Most developers ( specially app developers ), have a VERY limited scope/domain of skillsets. Your average web front end developer is great at taking business requirements and making that into a web app, but has usually zero clue of anything beyond that.

"admins" or systems engineers, should be ( and I'd admit, in many places they aren't), just like Systems engineers in any other engineering field. People who hold interdisciplinary skills ( networking and systems knowledge, specific systems knowledge, programming skills, etc ), and are able to manage complex system through their life cycle. They deal with requirements, logistics, coordination, etc, as it applies to the engineering system.

This need will always be there. If anything, more complex software gets rid of the need for different level of app developers.
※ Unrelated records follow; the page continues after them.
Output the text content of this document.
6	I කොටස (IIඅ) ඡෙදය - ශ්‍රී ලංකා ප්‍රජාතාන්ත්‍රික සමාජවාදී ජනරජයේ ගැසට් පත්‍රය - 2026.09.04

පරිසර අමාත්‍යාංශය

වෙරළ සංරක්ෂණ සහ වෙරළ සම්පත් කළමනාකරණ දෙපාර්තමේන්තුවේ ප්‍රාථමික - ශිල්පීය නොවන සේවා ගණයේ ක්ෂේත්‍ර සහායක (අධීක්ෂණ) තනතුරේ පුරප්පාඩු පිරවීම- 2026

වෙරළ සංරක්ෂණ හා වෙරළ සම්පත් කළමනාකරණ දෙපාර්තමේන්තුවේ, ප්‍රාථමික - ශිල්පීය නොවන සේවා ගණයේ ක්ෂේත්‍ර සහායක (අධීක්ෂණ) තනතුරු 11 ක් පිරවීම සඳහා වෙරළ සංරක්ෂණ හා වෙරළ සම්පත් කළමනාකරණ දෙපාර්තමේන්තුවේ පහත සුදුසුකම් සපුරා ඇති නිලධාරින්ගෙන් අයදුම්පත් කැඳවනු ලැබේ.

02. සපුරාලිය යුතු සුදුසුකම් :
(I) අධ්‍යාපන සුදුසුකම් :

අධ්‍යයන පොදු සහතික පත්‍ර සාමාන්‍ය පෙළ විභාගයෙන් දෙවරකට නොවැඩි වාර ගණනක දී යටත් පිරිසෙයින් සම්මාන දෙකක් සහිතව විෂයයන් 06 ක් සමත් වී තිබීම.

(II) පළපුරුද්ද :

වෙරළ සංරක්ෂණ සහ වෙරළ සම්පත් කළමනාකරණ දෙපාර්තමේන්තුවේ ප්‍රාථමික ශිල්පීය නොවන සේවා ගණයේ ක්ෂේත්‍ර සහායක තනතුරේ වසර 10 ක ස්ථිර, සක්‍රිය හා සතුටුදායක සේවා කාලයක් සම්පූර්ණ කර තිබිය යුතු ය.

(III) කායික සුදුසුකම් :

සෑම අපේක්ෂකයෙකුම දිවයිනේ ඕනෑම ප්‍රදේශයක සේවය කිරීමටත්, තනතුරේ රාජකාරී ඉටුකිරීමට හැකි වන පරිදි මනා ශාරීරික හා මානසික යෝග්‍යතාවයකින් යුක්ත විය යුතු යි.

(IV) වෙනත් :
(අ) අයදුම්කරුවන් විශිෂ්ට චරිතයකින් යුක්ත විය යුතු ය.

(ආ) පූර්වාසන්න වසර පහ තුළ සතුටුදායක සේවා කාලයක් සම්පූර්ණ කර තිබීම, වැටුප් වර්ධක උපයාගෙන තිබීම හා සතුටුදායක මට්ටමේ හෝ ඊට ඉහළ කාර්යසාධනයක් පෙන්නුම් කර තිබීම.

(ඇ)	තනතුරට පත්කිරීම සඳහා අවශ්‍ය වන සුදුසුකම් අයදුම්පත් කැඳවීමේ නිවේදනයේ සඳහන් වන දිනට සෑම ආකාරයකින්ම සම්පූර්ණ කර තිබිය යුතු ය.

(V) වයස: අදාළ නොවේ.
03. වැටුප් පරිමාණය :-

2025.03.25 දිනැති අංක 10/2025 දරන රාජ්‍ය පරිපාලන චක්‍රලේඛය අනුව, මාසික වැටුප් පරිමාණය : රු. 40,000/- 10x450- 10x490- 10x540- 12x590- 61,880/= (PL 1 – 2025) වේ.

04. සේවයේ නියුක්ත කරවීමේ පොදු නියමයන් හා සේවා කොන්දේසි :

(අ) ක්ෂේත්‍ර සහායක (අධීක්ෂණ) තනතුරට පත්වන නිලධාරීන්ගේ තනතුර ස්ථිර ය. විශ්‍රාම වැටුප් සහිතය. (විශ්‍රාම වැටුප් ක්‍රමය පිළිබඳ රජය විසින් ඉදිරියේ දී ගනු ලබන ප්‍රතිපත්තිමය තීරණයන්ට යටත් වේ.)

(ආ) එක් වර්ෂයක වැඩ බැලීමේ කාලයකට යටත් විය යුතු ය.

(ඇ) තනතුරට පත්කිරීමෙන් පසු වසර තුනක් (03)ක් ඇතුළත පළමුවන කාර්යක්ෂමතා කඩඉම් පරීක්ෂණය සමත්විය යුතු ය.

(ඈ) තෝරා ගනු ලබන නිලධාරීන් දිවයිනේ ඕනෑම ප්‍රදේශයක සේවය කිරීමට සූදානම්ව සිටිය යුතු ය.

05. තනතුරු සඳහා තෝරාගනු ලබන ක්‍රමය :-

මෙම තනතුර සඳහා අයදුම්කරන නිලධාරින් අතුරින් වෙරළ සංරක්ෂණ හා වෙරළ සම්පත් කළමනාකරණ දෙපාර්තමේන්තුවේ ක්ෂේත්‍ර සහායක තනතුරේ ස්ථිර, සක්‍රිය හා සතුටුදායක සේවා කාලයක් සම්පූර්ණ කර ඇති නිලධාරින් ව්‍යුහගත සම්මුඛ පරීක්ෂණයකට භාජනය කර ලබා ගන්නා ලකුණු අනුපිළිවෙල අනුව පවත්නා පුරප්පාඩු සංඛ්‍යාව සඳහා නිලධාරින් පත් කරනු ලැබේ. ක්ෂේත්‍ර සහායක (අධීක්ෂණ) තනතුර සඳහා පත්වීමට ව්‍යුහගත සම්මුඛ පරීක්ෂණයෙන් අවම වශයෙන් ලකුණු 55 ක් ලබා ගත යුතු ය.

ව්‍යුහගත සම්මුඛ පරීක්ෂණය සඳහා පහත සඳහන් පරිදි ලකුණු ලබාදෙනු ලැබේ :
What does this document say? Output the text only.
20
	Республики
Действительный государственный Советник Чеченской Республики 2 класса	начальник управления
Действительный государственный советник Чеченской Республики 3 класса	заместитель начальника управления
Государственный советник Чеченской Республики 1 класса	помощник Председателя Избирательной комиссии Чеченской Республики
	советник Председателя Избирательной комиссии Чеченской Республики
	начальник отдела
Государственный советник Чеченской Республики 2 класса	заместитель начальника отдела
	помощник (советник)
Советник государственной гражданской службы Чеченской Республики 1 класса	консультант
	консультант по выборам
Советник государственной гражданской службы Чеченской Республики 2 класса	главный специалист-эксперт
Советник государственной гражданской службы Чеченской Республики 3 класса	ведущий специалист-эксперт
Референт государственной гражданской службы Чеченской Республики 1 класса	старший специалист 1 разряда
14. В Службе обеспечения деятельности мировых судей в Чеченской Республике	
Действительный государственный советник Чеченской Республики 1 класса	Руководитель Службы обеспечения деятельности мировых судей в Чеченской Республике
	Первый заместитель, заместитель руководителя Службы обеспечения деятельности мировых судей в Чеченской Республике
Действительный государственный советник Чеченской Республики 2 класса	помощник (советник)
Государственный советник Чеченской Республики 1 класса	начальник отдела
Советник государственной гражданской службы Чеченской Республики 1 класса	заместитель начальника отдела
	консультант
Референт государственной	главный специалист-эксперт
As frameworks become "cookie cutter", business requirements to application may be able to be fully automated. And developers may, in a not so distant future, just be responsible for building such frameworks.

Put it this way, "admins" were thought of by Charles Babbage. There will always be need for them.

note: some companies have just delegated admin and system engineering duties to app developers. That's just an HR system, not a cure as you make it.


Note that the same argument could be applied to developers. We can rewrite your statement as:

Developers were a nadaid for the period where insufficiently advanced software existed. The generally obstructionist principles of the profession combined with the complete lack of discipline in constructing those aforementioned sites and programs spells doom that we (as an industry) are busily automating out of existence.

Whatever your arguments are against that reasoning, it would be interesting to see if they also applied to system administrators.


I don't think so. Companies don't employ sysadmins because they need them to do anything particularly novel that the software engineers couldn't do themselves, they hire them for the liability they provide, and the capability to poke into the running system and figure out what's going on.

I don't see unikernels or docker or whatever sufficiently advanced software you're referring to replacing that.